Cave-Poésie René Gouzenne
Après avoir frôlé le cap des tempêtes avec la disparition de son démiurge René Gouzenne le 21 juillet 2007, lui qui avait fait de ce lieu conquis sur le salpêtre et l’indifférence, une véritable tanière des rêves, un atelier vibrant de vie, La Cave-Poésie vogue vers le cap de Bonne Espérance en continuant à répandre la bonne parole. Elle sait encore déclencher des houles de paroles qui font profondes vagues en nous.
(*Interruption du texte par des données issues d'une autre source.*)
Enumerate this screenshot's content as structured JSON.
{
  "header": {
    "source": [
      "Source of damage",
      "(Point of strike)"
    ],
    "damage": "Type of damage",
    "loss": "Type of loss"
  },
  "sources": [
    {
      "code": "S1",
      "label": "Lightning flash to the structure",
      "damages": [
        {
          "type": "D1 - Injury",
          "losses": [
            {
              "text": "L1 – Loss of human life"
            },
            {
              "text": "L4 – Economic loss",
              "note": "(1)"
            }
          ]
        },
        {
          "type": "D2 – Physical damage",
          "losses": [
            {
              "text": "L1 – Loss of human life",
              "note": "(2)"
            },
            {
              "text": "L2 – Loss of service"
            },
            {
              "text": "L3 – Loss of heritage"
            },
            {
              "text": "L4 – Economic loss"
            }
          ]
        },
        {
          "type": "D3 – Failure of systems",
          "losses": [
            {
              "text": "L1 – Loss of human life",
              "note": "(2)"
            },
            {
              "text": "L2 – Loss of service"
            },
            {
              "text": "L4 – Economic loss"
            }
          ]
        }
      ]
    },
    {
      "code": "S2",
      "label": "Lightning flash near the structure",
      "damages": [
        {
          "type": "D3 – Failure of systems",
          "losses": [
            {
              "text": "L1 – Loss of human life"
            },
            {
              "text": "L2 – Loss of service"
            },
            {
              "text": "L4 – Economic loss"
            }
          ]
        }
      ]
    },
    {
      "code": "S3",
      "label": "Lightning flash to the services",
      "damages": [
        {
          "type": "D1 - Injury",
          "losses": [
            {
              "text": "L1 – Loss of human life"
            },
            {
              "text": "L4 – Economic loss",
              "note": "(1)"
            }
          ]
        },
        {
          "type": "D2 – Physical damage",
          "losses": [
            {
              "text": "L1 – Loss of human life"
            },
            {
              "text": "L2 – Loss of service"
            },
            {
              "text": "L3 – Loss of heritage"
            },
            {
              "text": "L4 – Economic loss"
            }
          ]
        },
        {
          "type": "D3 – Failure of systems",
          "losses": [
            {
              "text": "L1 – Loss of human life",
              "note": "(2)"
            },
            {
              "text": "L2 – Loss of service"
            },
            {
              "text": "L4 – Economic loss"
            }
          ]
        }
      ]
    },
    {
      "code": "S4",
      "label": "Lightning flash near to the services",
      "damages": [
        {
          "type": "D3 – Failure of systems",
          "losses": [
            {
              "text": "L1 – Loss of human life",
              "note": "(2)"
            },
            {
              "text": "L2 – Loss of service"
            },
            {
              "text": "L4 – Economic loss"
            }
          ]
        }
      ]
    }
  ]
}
De toutes les belles initiatives de La Cave-Poésie, une des plus belles et légitimes, demeure, en poursuivant une intuition de René Gouzenne, d’établir toute une saison de paroles dites et données. La cinquième saison (titre d’un recueil de René-Guy Cadou en passant) propose à nouveau quarante lectures sous le titre des « 40 rugissants ».
Et durant 40 mardis à 19h30, quarante lecteurs différents lisent 40 auteurs pendant quarante-cinq minutes.
Cette saison fait surtout appel à des lecteurs remarquables et confirmés, plutôt qu’aux coups de cœur d’amateurs passionnés, car lire est un métier particulier et exigeant, différent de celui de comédien, et demandant une empathie profonde avec un texte nu. Lire est donc un exercice particulier consistant en moins d’une heure à faire entrer et subjuguer un auditeur dans le monde d’un auteur.
Aussi les valeurs sûres et reconnues de l’art de la lecture ont été convoquées (Marc Fouroux, Jean-Pierre Tailhade, Philippe Berthaut, Bruno Ruiz, Pierre Marty, Didier Carette, Cécile Cohen et Régis Goudot du défunt théâtre Sorano sous l’ère Ex-Abrupto, Francis Azema, Maurice Petit, Jean-Claude Bastos, et bien d’autres). Des valeurs sûres de la littérature seront bien entendues défendues, depuis les Poèmes en prose de Baudelaire qui feront passer de merveilleux nuages dans la tête des auditeurs, jusqu’à L’amour fou selon Breton et donc par voie de conséquence sans doute les contes de la folie ordinaire de Charles Bukowski et se glisser dans la Soie d’Alessandro Barocco. Marguerite Duras, Jean-Pierre Simon, Somerset Maugham, Nancy Huston, Laurent Mauvignier, Alphonse Daudet, seront aussi de la grande guirlande des mots.
Mais des textes plus rares seront mis en voix et en lumière comme l’art poétique de Mallarmé, les itinéraires de Michel Butor, les anachronismes de la langue déjantée de Christophe Tarkos, les liens de famille de Lisector, un récit halluciné de Branimir Scepanovic et d’autres textes peu connus.
C‘est donc à la Cave-Poésie qu’il faut aller se confronter face à face avec les mots nus dits uniquement par le support de la voix. Les livres s’ouvrent alors pour nous, et le pari est réussi quand l’auditeur en sortant se précipite dans une librairie pour acheter le livre qui lui fuit soit révélé, soit rappelé. Ainsi en une époque superficielle où le zapping est roi, la Cave-Poésie fait œuvre de salubrité publique. Peut-être se souvient-on encore que ses locaux furent ceux de la FOL et que le cher René Gouzenne fut aussi instituteur.
L’équipe de la Cave Poésie-René Gouzenne continue donc à défendre les beaux textes, comme il le voulait intensément, passionnément.